At the end of the performance in the soundtrack we return to the present, with words of gentle encouragement ringing out clearly and cleanly, as jamie steps into a (video)pool of water that she positions onto the floor in front of the screen. The shallow waves wash over her feet. She watches her feet, becoming part of a bigger ocean and relaxes down into its rhythm. The physical mask (the balaclava) is removed.

Post-Performance Artist Talk and Lecture Presentation
After the performance jamie presented her artist talk on Therapeutic Interpretive Biographies, and her creative process using photography as a collaborative artistic process, referencing in particular her collaborative work with Mikela J. Michael (intersex), Arianne Hannah (survivor of abuse) and painter Joe Average (long-term survivor of AIDS).
Jamie's talk was followed by a talk by Anthony Shelton on 'The Fetishized Body', from a historical and cross-cultural perspective. The post-discussion provocateur/moderator was Heidi Reitmaier of the Vancouver Art Gallery.

'Skullface' ©jamie griffiths & joe average 2006
'Cruel Angel' ©jamie griffiths 1995 'Fuck You' © jamie griffiths 1997














 

Closing night March 20th 2010
jamie continued her site specific installation with an interactive video design to compliment the artist talks by Nondumiso Hlewle and Martha Carter.
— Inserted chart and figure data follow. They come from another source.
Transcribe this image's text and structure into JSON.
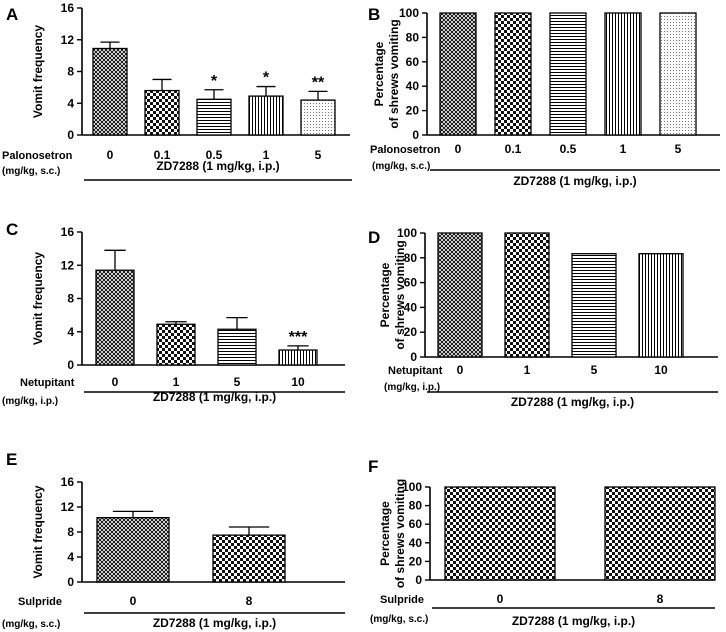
{
  "chart_data": [
    {
      "panel": "A",
      "type": "bar",
      "ylabel": "Vomit frequency",
      "ylim": [
        0,
        16
      ],
      "yticks": [
        0,
        4,
        8,
        12,
        16
      ],
      "treatment_label": "Palonosetron",
      "treatment_unit": "(mg/kg, s.c.)",
      "group_label": "ZD7288 (1 mg/kg, i.p.)",
      "categories": [
        "0",
        "0.1",
        "0.5",
        "1",
        "5"
      ],
      "values": [
        10.9,
        5.6,
        4.5,
        4.9,
        4.4
      ],
      "errors": [
        0.8,
        1.4,
        1.2,
        1.2,
        1.1
      ],
      "significance": [
        "",
        "",
        "*",
        "*",
        "**"
      ],
      "patterns": [
        "cross",
        "check",
        "hlines",
        "vlines",
        "dots"
      ]
    },
    {
      "panel": "B",
      "type": "bar",
      "ylabel": "Percentage of shrews vomiting",
      "ylabel_lines": [
        "Percentage",
        "of shrews vomiting"
      ],
      "ylim": [
        0,
        100
      ],
      "yticks": [
        0,
        20,
        40,
        60,
        80,
        100
      ],
      "treatment_label": "Palonosetron",
      "treatment_unit": "(mg/kg, s.c.)",
      "group_label": "ZD7288 (1 mg/kg, i.p.)",
      "categories": [
        "0",
        "0.1",
        "0.5",
        "1",
        "5"
      ],
      "values": [
        100,
        100,
        100,
        100,
        100
      ],
      "patterns": [
        "cross",
        "check",
        "hlines",
        "vlines",
        "dots"
      ]
    },
    {
      "panel": "C",
      "type": "bar",
      "ylabel": "Vomit frequency",
      "ylim": [
        0,
        16
      ],
      "yticks": [
        0,
        4,
        8,
        12,
        16
      ],
      "treatment_label": "Netupitant",
      "treatment_unit": "(mg/kg, i.p.)",
      "group_label": "ZD7288 (1 mg/kg, i.p.)",
      "categories": [
        "0",
        "1",
        "5",
        "10"
      ],
      "values": [
        11.4,
        4.9,
        4.3,
        1.8
      ],
      "errors": [
        2.4,
        0.3,
        1.4,
        0.5
      ],
      "significance": [
        "",
        "",
        "",
        "***"
      ],
      "patterns": [
        "cross",
        "check",
        "hlines",
        "vlines"
      ]
    },
    {
      "panel": "D",
      "type": "bar",
      "ylabel": "Percentage of shrews vomiting",
      "ylabel_lines": [
        "Percentage",
        "of shrews vomiting"
      ],
      "ylim": [
        0,
        100
      ],
      "yticks": [
        0,
        20,
        40,
        60,
        80,
        100
      ],
      "treatment_label": "Netupitant",
      "treatment_unit": "(mg/kg, i.p.)",
      "group_label": "ZD7288 (1 mg/kg, i.p.)",
      "categories": [
        "0",
        "1",
        "5",
        "10"
      ],
      "values": [
        100,
        100,
        83.3,
        83.3
      ],
      "patterns": [
        "cross",
        "check",
        "hlines",
        "vlines"
      ]
    },
    {
      "panel": "E",
      "type": "bar",
      "ylabel": "Vomit frequency",
      "ylim": [
        0,
        16
      ],
      "yticks": [
        0,
        4,
        8,
        12,
        16
      ],
      "treatment_label": "Sulpride",
      "treatment_unit": "(mg/kg, s.c.)",
      "group_label": "ZD7288 (1 mg/kg, i.p.)",
      "categories": [
        "0",
        "8"
      ],
      "values": [
        10.3,
        7.5
      ],
      "errors": [
        1.0,
        1.3
      ],
      "significance": [
        "",
        ""
      ],
      "patterns": [
        "cross",
        "check"
      ]
    },
    {
      "panel": "F",
      "type": "bar",
      "ylabel": "Percentage of shrews vomiting",
      "ylabel_lines": [
        "Percentage",
        "of shrews vomiting"
      ],
      "ylim": [
        0,
        100
      ],
      "yticks": [
        0,
        20,
        40,
        60,
        80,
        100
      ],
      "treatment_label": "Sulpride",
      "treatment_unit": "(mg/kg, s.c.)",
      "group_label": "ZD7288 (1 mg/kg, i.p.)",
      "categories": [
        "0",
        "8"
      ],
      "values": [
        100,
        100
      ],
      "patterns": [
        "check",
        "check"
      ]
    }
  ]
}
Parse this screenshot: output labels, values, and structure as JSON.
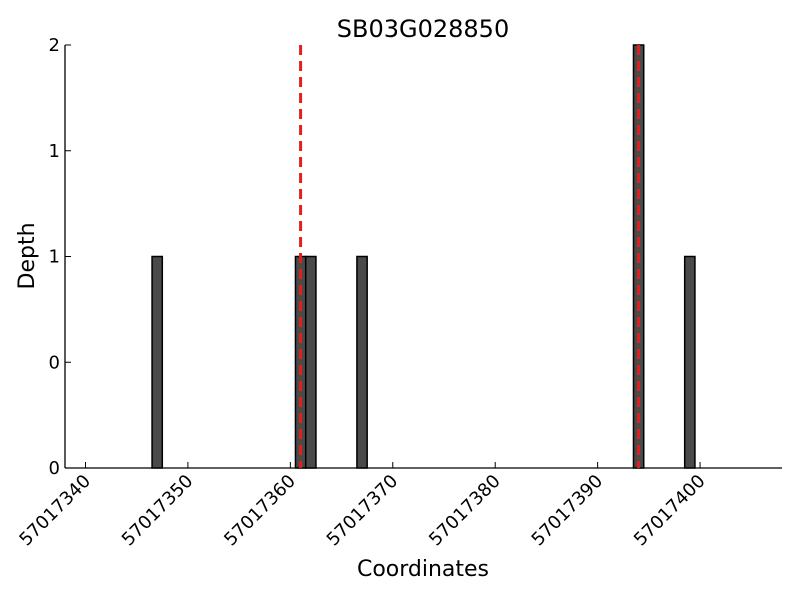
{
  "chart_data": {
    "type": "bar",
    "title": "SB03G028850",
    "xlabel": "Coordinates",
    "ylabel": "Depth",
    "xlim": [
      57017338,
      57017408
    ],
    "ylim": [
      0,
      2
    ],
    "x_ticks": [
      57017340,
      57017350,
      57017360,
      57017370,
      57017380,
      57017390,
      57017400
    ],
    "x_tick_labels": [
      "57017340",
      "57017350",
      "57017360",
      "57017370",
      "57017380",
      "57017390",
      "57017400"
    ],
    "y_ticks": [
      0,
      0.5,
      1,
      1.5,
      2
    ],
    "y_tick_labels": [
      "0",
      "0",
      "1",
      "1",
      "2"
    ],
    "bar_width": 1,
    "series": [
      {
        "x": [
          57017347,
          57017361,
          57017362,
          57017367,
          57017394,
          57017399
        ],
        "values": [
          1,
          1,
          1,
          1,
          2,
          1
        ]
      }
    ],
    "reference_lines": [
      57017361,
      57017394
    ],
    "bar_color": "#4a4a4a",
    "reference_line_color": "#e02020",
    "grid": false
  }
}
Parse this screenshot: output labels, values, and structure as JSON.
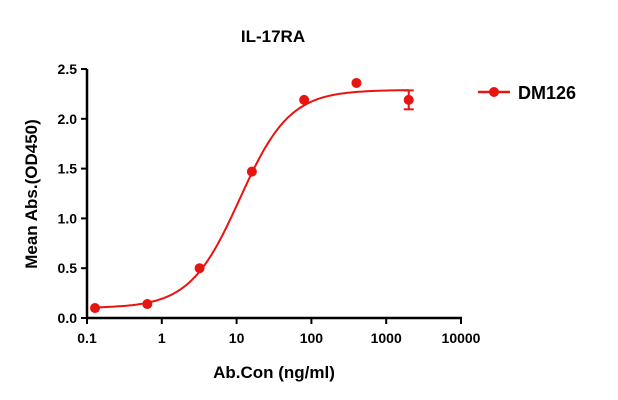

A video camera watching the space, allowed the public to paint the floor with imagery generated by and of their own bodies. Integrated with that was a 'Body Map' outline using live drawing software.

 

InBody 'Body Map' installation from jamie griffiths on Vimeo.

An interactive video installation by jamie griffiths at the InBody Global Artist Dialogue at the Museum of Anhtropology, Vancouver BC, March 2010.